Google announced a strategy on Friday to protect HTTPS certificates in its Chrome browser from future quantum computer attacks, while maintaining current internet performance standards. This effort addresses a significant challenge: quantum-resistant cryptographic data required for transparent TLS certificate publication is approximately 40 times larger than the classical cryptographic material in use today.
A standard X.509 certificate chain today includes six elliptic curve signatures and two EC public keys, each occupying only 64 bytes. This configuration is vulnerable to decryption via Shor’s algorithm when run on quantum computers. The entire chain totals about 4 kilobytes, all of which must be transmitted during browser-to-site connections.

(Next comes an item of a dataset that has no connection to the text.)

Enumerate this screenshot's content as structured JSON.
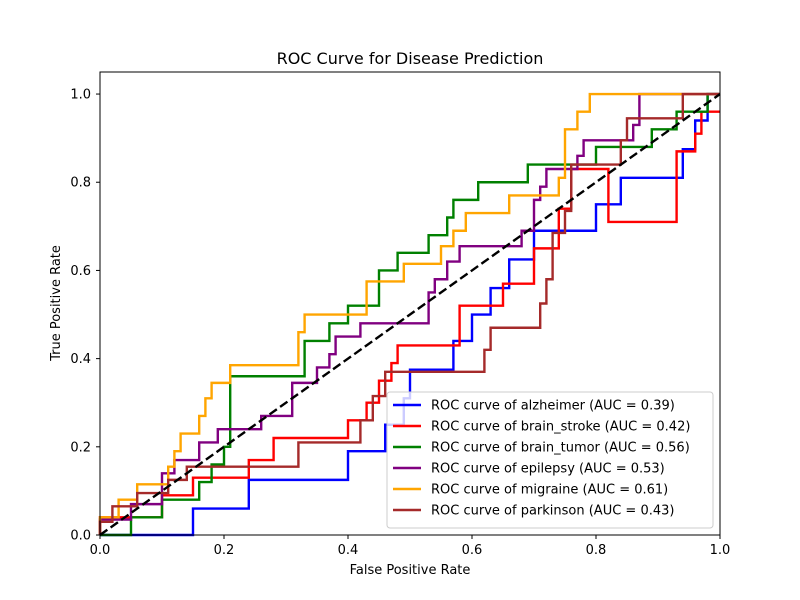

Increasing certificate size directly impacts connection speed. “The bigger you make the certificate, the slower the handshake and the more people you leave behind,” stated Bas Westerbaan, principal research engineer at Cloudflare, which is collaborating with Google on this transition. He emphasized the goal of avoiding user exclusion during the shift to new encryption methods.
Westerbaan noted in an interview that users are likely to disable new encryption if it slows their browsing experience. He also highlighted that substantial size increases can impair “middle boxes,” devices positioned between browsers and destination sites that manage traffic.
To overcome these limitations, Google and Cloudflare are implementing Merkle Trees. This data structure employs cryptographic hashes and mathematical techniques to validate large information sets using minimal material compared to conventional public key infrastructure verification processes.
Merkle Tree Certificates “replace the heavy, serialized chain of signatures found in traditional PKI with compact Merkle Tree proofs,” explained members of Google’s Chrome Secure Web and Networking Team in their Friday announcement. In this model, a Certification Authority signs a single “Tree Head” that can represent millions of certificates, and the certificate sent to browsers is a lightweight proof of inclusion in that tree.
This approach compresses the quantum-resistant cryptographic data from roughly 15 kilobytes down to about 700 bytes, enabling efficient transmission without compromising security against quantum threats.